Heather Tips: The flowers and leaves of this herb are used to add a smooth, mint-like flavor and chamomile aroma to Scotch Ale beer. Heather Tips and honey are a classic combination. Beers that use this herb are referred to as “Heather Beer.” Heather tips must be cleaned carefully before being used as it can contain a hallucinogenic fungus.

Cardamom: This spice, which comes in a pod form and is in the same family as ginger, is pungent and offers a slightly spicy-molasses quality to beer. It is commonly used to flavor Belgian beers, porters, stouts or red ales.

Coriander: The seed of the coriander herb is commonly used in making German Wit Beer and Belgian Style White Beers. Often it is paired with dried orange peel and cardamom. Coriander seed offers a nice pungent aroma and should always be toasted before adding to the brew.

Woodruff: Before hops became the popular choice about 500 years ago, Woodruff was the preferred herb for infusing bitter flavor into beer. This herb has a distinctive vanilla aroma with bitter hay-like notes. Beers made with Woodruff are referred to as “Gruitbier.” It is hardly ever made commercially, but it is still being produced primarily in Germany where Woodruff simple syrup is added to balance the acidity of Berliner Weisse beer.

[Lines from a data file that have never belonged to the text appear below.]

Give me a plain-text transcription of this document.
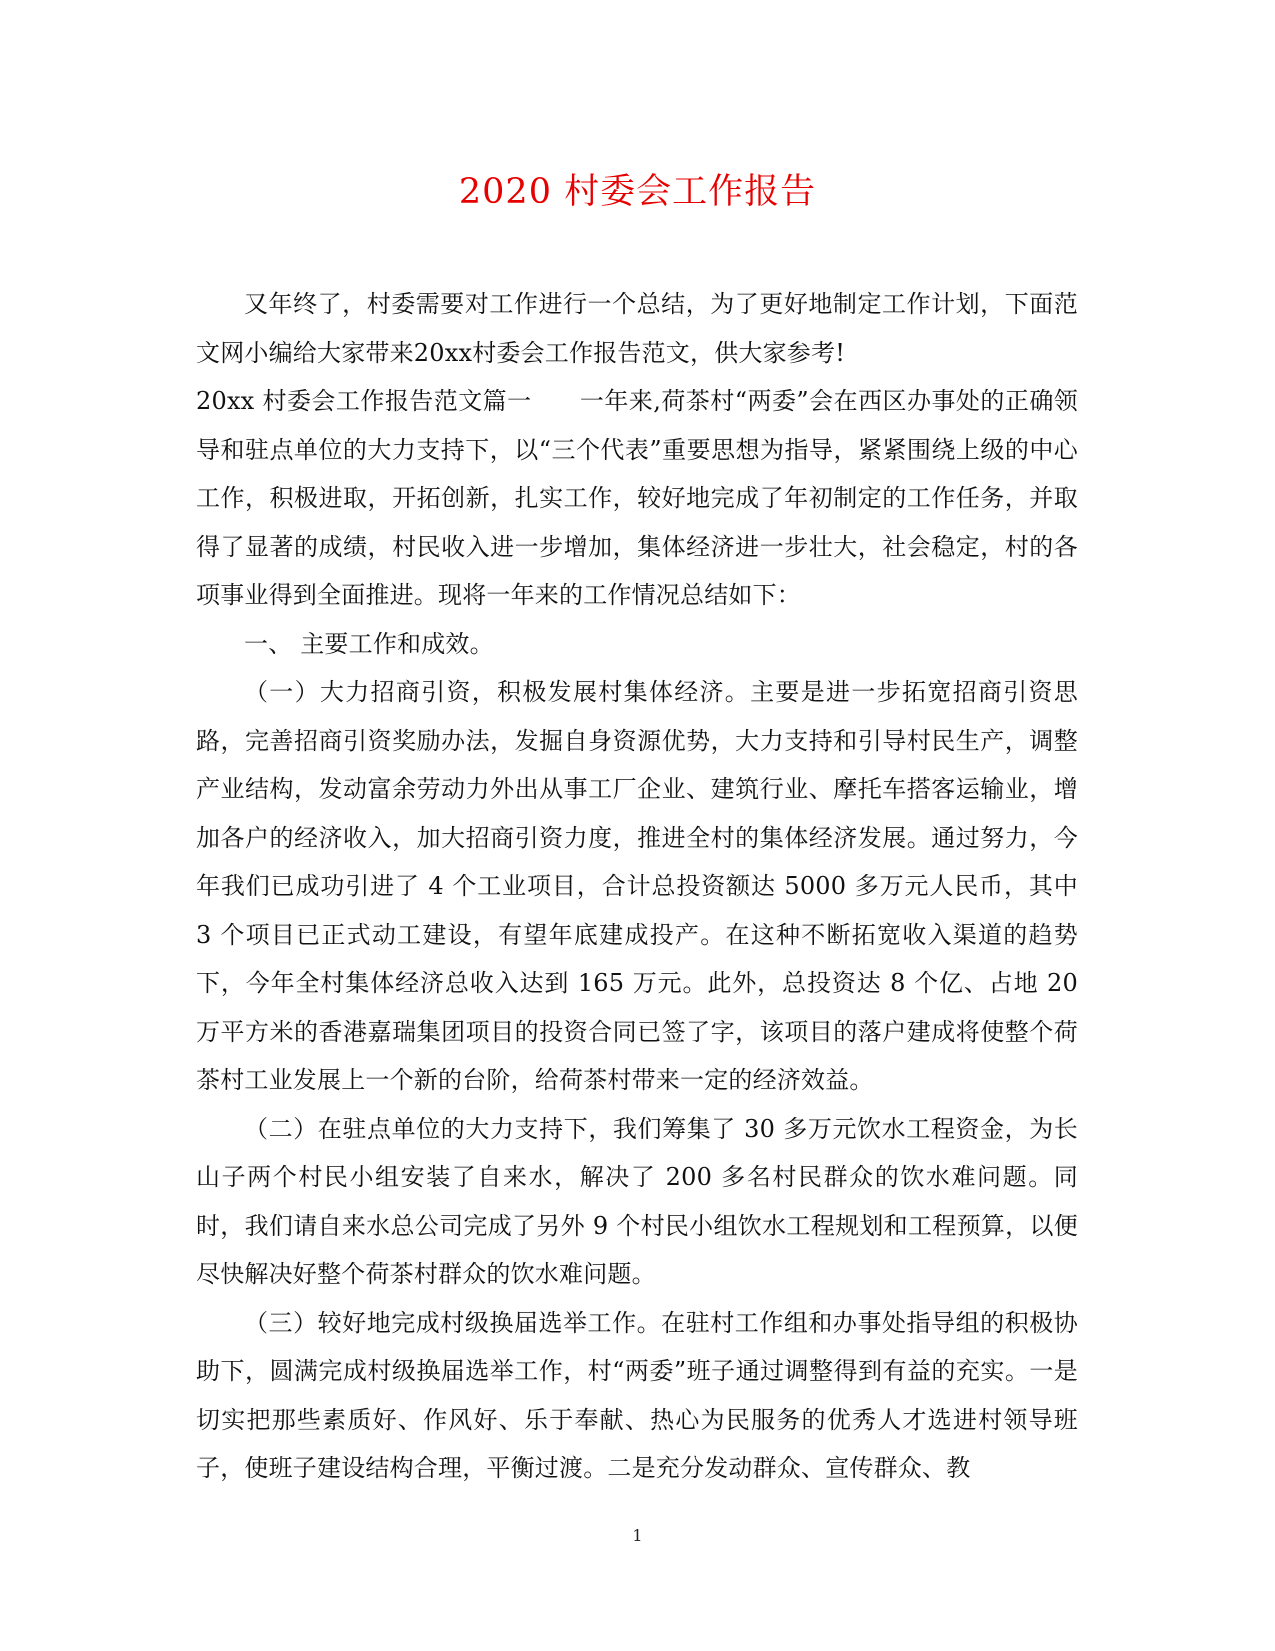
2020 村委会工作报告

又年终了，村委需要对工作进行一个总结，为了更好地制定工作计划，下面范文网小编给大家带来20xx村委会工作报告范文，供大家参考!

20xx 村委会工作报告范文篇一 一年来,荷茶村“两委”会在西区办事处的正确领导和驻点单位的大力支持下，以“三个代表”重要思想为指导，紧紧围绕上级的中心工作，积极进取，开拓创新，扎实工作，较好地完成了年初制定的工作任务，并取得了显著的成绩，村民收入进一步增加，集体经济进一步壮大，社会稳定，村的各项事业得到全面推进。现将一年来的工作情况总结如下：

一、 主要工作和成效。

（一）大力招商引资，积极发展村集体经济。主要是进一步拓宽招商引资思路，完善招商引资奖励办法，发掘自身资源优势，大力支持和引导村民生产，调整产业结构，发动富余劳动力外出从事工厂企业、建筑行业、摩托车搭客运输业，增加各户的经济收入，加大招商引资力度，推进全村的集体经济发展。通过努力，今年我们已成功引进了 4 个工业项目，合计总投资额达 5000 多万元人民币，其中 3 个项目已正式动工建设，有望年底建成投产。在这种不断拓宽收入渠道的趋势下，今年全村集体经济总收入达到 165 万元。此外，总投资达 8 个亿、占地 20 万平方米的香港嘉瑞集团项目的投资合同已签了字，该项目的落户建成将使整个荷茶村工业发展上一个新的台阶，给荷茶村带来一定的经济效益。

（二）在驻点单位的大力支持下，我们筹集了 30 多万元饮水工程资金，为长山子两个村民小组安装了自来水，解决了 200 多名村民群众的饮水难问题。同时，我们请自来水总公司完成了另外 9 个村民小组饮水工程规划和工程预算，以便尽快解决好整个荷茶村群众的饮水难问题。

（三）较好地完成村级换届选举工作。在驻村工作组和办事处指导组的积极协助下，圆满完成村级换届选举工作，村“两委”班子通过调整得到有益的充实。一是切实把那些素质好、作风好、乐于奉献、热心为民服务的优秀人才选进村领导班子，使班子建设结构合理，平衡过渡。二是充分发动群众、宣传群众、教

1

Juniper Berries: These are most commonly known to flavor gin, however, they are also used to flavor the traditional ale of Finland, known as Sahti. Juniper berries are purple-black in color and are generally available dried. They are very strong so use sparingly.

Mugwort: The leaves of this plant impart an Anise-like bittersweet flavor and aroma to beer. The dried leaves are brewed like a tea and then “pitched” into the fermenting beer. The name was derived from the fact that beer was drunk out of mugs and a good beer was thereby considered a “mug’s worth.”

Sweet Gale: This shrub produces bark and leaves that contain strong resinous oil and can be substituted for the same bitter flavor that hops produce. It grows in the bogs & moors of Scotland and is used in making Scottish Ales. Sweet Gale is also known as “Bog Myrtle” & “Badge of the Campbells.”

Next time you are shopping the beer section of the market, take a peek at the ingredients. You never know what today’s craft beer brewers are experimenting with and sometimes they might just be sticking with tradition. Enjoy a nice cold beer or two.